Leg 182 will drill a transect of 10 sites from the shelf-edge (200 m) to the middle continental rise (4465 m) in the western Great Australian Bight. The primary drilling objective is a more detailed understanding of global environmental change in high- to mid-latitude settings. Cores from different facies deposited in various water depths during a range of geologic periods will yield the detailed anatomy of a Cenozoic cool-water carbonate margin. The response of this depositional system to sea-level fluctuations will be compared to records from warm-water, rimmed, and unrimmed carbonate platforms to test and refine the global sea-level curve and, most importantly, to describe the reaction of cool-water carbonate depositional systems to different phases of the sea level cycle.
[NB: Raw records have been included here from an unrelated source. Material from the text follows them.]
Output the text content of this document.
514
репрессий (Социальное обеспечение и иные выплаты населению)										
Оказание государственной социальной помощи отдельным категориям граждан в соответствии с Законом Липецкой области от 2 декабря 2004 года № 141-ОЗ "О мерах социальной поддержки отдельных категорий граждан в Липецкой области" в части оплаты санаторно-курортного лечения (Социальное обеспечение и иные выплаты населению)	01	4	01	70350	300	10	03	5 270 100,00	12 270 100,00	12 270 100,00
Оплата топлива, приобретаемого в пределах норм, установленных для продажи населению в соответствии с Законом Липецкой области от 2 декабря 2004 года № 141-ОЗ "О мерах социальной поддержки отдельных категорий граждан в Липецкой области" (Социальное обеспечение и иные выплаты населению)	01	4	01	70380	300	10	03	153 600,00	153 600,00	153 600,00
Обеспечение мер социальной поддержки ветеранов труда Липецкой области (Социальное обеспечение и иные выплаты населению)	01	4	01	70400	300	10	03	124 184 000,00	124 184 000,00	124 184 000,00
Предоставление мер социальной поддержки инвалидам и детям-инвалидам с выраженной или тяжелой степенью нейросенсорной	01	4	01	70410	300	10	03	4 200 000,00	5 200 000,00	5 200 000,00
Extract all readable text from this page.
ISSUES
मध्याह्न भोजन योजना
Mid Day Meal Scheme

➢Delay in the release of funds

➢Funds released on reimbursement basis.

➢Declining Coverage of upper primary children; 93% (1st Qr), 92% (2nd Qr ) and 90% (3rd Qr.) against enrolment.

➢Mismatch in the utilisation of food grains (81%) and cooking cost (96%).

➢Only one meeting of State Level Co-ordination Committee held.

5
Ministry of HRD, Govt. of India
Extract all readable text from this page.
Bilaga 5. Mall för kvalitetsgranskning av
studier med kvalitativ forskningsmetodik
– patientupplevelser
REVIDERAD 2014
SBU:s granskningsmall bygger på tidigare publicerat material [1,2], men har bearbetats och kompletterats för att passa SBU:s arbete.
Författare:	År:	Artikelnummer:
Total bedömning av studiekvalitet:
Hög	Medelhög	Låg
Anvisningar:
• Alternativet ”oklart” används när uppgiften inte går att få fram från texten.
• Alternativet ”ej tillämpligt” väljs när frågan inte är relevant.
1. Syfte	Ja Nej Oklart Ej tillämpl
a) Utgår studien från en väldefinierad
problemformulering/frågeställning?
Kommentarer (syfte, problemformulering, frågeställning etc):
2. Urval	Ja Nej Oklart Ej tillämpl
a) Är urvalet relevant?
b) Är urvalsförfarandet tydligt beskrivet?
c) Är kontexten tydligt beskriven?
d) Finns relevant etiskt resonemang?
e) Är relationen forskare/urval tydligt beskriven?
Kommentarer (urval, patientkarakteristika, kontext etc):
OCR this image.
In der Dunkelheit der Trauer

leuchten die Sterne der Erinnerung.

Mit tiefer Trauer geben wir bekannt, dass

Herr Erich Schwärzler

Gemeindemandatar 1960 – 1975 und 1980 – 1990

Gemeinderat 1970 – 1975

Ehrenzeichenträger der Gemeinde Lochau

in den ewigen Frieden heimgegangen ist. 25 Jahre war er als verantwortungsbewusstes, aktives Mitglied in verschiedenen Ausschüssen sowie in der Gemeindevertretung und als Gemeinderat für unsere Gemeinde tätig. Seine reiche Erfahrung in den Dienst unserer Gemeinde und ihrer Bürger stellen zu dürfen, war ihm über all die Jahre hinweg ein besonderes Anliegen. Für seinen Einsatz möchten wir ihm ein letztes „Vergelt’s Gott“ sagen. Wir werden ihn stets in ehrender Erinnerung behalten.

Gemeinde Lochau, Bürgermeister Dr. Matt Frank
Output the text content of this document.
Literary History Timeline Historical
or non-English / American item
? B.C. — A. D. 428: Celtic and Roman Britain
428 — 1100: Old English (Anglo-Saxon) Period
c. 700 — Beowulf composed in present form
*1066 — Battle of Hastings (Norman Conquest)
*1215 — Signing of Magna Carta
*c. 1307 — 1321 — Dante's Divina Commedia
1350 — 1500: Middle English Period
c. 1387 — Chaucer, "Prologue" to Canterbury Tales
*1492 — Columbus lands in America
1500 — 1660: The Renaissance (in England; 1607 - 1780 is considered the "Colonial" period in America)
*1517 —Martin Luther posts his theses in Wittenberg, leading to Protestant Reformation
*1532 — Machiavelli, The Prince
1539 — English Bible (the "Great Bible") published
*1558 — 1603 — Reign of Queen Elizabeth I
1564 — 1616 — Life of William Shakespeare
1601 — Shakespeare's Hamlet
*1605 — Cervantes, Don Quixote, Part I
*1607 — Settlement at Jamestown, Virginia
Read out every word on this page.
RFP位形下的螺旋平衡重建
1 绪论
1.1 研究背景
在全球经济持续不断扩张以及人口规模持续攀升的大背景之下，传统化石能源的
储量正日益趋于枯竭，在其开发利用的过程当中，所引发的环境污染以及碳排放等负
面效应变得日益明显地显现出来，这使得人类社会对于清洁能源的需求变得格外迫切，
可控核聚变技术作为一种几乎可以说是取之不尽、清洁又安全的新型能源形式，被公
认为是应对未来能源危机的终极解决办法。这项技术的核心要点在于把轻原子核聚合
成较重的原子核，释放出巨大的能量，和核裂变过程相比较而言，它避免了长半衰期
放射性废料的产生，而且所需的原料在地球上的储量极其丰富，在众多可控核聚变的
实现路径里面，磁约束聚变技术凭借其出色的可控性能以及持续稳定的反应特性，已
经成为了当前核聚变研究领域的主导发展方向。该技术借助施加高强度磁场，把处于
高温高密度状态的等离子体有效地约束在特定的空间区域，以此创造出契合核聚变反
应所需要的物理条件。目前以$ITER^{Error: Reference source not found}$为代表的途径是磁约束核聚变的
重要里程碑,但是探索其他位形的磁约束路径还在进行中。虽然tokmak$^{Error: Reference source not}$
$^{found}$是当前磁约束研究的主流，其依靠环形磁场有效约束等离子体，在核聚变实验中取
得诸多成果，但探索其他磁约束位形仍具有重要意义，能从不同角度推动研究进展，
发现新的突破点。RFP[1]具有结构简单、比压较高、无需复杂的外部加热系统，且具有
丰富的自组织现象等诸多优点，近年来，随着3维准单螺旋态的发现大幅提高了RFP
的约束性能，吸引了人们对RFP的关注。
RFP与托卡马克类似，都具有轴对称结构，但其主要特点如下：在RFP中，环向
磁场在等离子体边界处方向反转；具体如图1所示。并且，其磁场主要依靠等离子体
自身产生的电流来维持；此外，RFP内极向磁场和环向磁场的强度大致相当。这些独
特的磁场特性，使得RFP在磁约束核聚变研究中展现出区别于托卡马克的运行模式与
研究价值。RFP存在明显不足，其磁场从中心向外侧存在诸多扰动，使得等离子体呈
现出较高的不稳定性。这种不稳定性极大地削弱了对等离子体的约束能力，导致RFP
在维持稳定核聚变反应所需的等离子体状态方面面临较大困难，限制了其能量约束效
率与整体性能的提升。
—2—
Biological and chemical paleoenvironmental proxies will be used to decipher a detailed paleoceanographic record to more precisely describe the timing and paleoceanographic effects of the opening of the Tasman Gateway and the influence of the Leeuwin Current on paleoproductivity over time. The shelf-to-basin transect will also provide high-resolution data on the tempo and pattern of biotic evolution in oceanic and neritic environments.

Secondary objectives are directed toward understanding the hydrology of a carbonate platform adjacent to a vast inland karst with sluggish water circulation, and the nature of early burial diagenesis (lithification and dolomitization) in a cold, seawater-dominated system.